The Oringi overbridge, 10 kilometres south of Dannevirke, is weight-restricted and Mr King says pressure needs to go on NZTA to fix the bridge, rather than having 50-tonners diverted around unsuitable council-owned rural roads.
"My recommendation is to decline the request to allow the use of our roads for a bypass of the bridge, until assurances are obtained that NZTA will meet the costs of any reactive maintenance to those roads at the emergency services rate," he said. Tararua District Mayor Roly Ellis agrees.
"Those country roads will be shocking for those big trucks, especially Graham Rd which has no width on it at all," he said. "Trucks would have to cover a lot of extra kilometres and travel past a school (Ruahine). It's just crazy."
Councillors were told the pavement on the two alternative routes Graham Rd and Maharahara Rd is likely to rapidly gullwing from rutting because of the increase in heavy traffic movements.
For Southern councillor Shirley Hull the solution is simple - NZTA needs to fix the bridge.

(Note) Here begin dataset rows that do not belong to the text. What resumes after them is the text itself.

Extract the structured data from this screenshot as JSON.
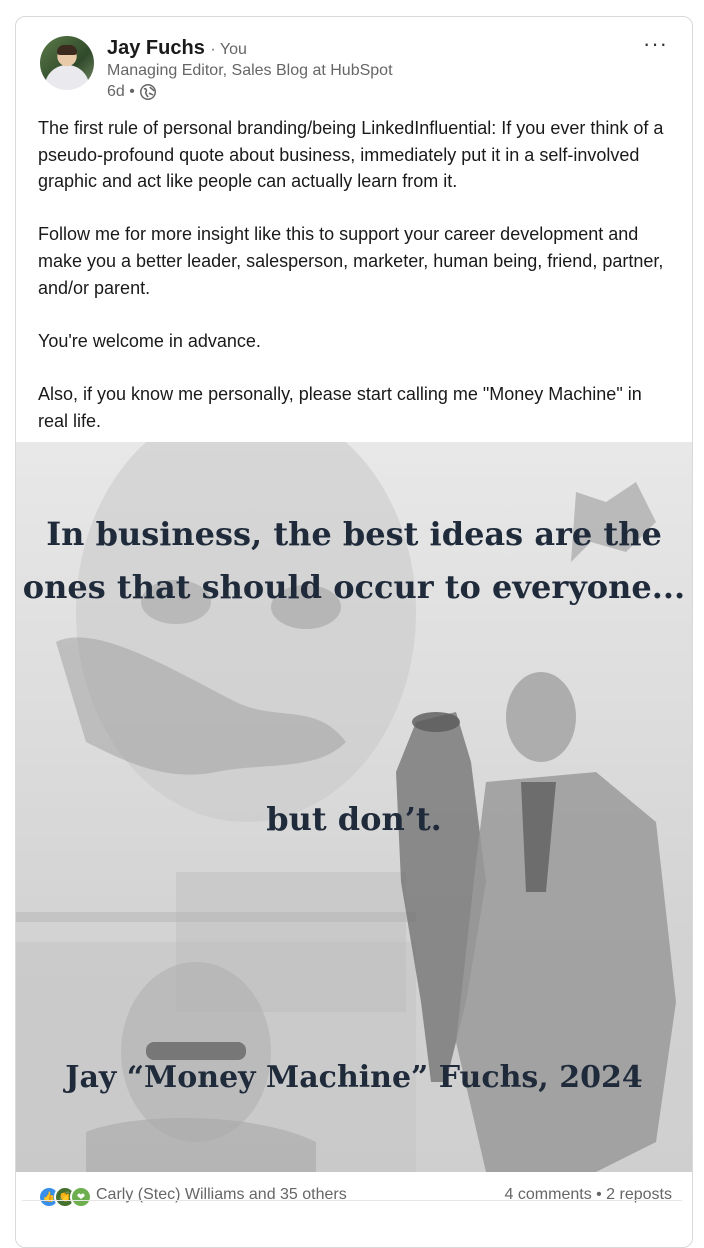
{
  "author": {
    "name": "Jay Fuchs",
    "you_label": "· You",
    "headline": "Managing Editor, Sales Blog at HubSpot",
    "time": "6d •"
  },
  "menu_label": "···",
  "post": {
    "paragraphs": [
      "The first rule of personal branding/being LinkedInfluential: If you ever think of a pseudo-profound quote about business, immediately put it in a self-involved graphic and act like people can actually learn from it.",
      "Follow me for more insight like this to support your career development and make you a better leader, salesperson, marketer, human being, friend, partner, and/or parent.",
      "You're welcome in advance.",
      "Also, if you know me personally, please start calling me \"Money Machine\" in real life."
    ]
  },
  "image": {
    "line1": "In business, the best ideas are the ones that should occur to everyone...",
    "line2": "but don’t.",
    "line3": "Jay “Money Machine” Fuchs, 2024"
  },
  "social": {
    "reactors": "Carly (Stec) Williams and 35 others",
    "stats": "4 comments • 2 reposts"
  },
  "colors": {
    "like": "#378fe9",
    "celebrate": "#44712e",
    "support": "#6dae4f",
    "quote_text": "#1f2a3a"
  }
}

"Unless council puts pressure on to NZTA to fix the Oringi bridge, nothing will be done about it," she said. "This Government talks about roads of national significance, but we've still got a bridge in the Dark Ages."
While Mr King said there would be no blanket approval for 50-tonners to use the roads, for trucks coming out of local businesses such as Metalform, RCR Energy, Alliance and Kiwi Lumber, there wouldn't be an issue. "These companies benefit our district, we can manage approvals for them," he said. "But we're unable to manage a special bypass route and there'll be no blanket approval."
Councillor Warren Davidson asked when the overbridge would be upgraded and Ray Cannon, the council's manager of engineering services, said there had been discussions with NZTA.